Thursday, August 20, 2015
It's Just Not Fair! Pt. II
The myth of fairness goes like this: the way to be fair is to treat everyone the same. That's only true if you're running a commune. - Bruce Tulgan
Continuing on with our recent exploration of the perception of fairness in the workplace, I'd like to expand a bit on what can be done on your estate if - in direct contrast to our earlier post outlining how to handle the topic on your own (or if you're an Estate Manager with no actual authority from the Principals to manage the staff) - you find yourself employed as the Estate Manager... yet one with real managerial authority.
Here's where we begin to see the benefits of a meritocracy - any environment where advantages and rewards are realized based upon merit, not simply because a staff member has been employed the longest - or other factors unrelated to performance or value.

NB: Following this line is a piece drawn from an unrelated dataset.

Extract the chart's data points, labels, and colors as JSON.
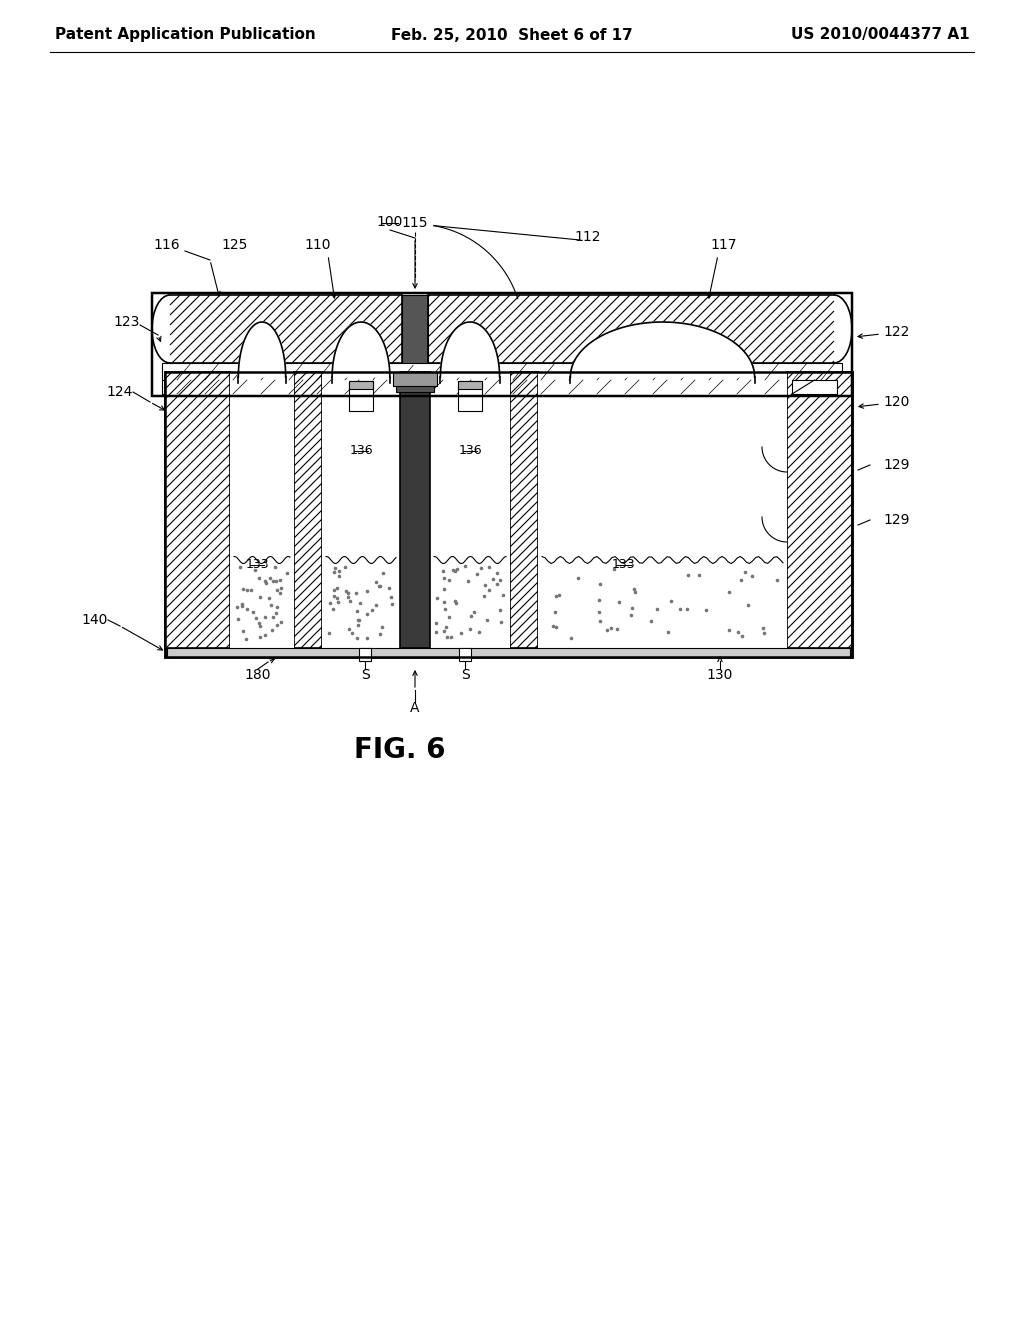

Workplace fairness is perhaps the most interesting topic I've found when determining the root causes of either success or failures among domestic staff. Often complicating matters are those cases when staff de facto become members of the family and Principals (and their Estate Managers) are negligent (or unauthorized) to conduct honest performance assessments, thus endangering the morale of the remainder of the staff - not to mention a failure to allow said staff member to understand what they really need to grow and become better performers over time.
Special treatment of staff members can be a valuable tool, yet it must be justified with special performance from the staff member - and then displayed openly for all to see. To simply make a staff member a favorite for personal reasons and bestow rewards while they slack or carry out other disruptive behaviors on the estate will only create resentment and - quite frankly - cause the estate to lose their actual, best performers. In a nutshell, unequal treatment of staff can be both fair and good if handled correctly, as meritocracies remove both the opportunity and need for staff tantrums and cries of unfairness, instead providing fertile ground for placing rewards where they are actually deserved. This ultimately improves morale, as the understanding of how performance is recognized on your team is then realized (not simply written in an employee handbook) - in full view. What could be ultimately more fair to both your team and each individual within?
If you find yourself the onsite Majordomo, with whatever title has been bestowed upon you - Household Manager, Estate Manager, the newly popular Director of Residences which seems to be popping up everywhere, or simply a more humble and realistic Chief Bottlewasher, I encourage you to view this video by Bruce Tulgan which I discovered by accident this morning, simply covering in just a few minutes the enormous opportunity for improving your workplace by, quite simply, not treating everyone the same - and by facing the what fairness really is.
Best wishes to everyone watching who may be the best of their own team's best - and be deserving of "Thursdays off" - and also congratulations to those Estate Managers who have both the good sense to recognize and the authority to grant those rewards which, through the "unfair" treatment of their staff, are able to create a truly fair high-performance meritocracy on their estate.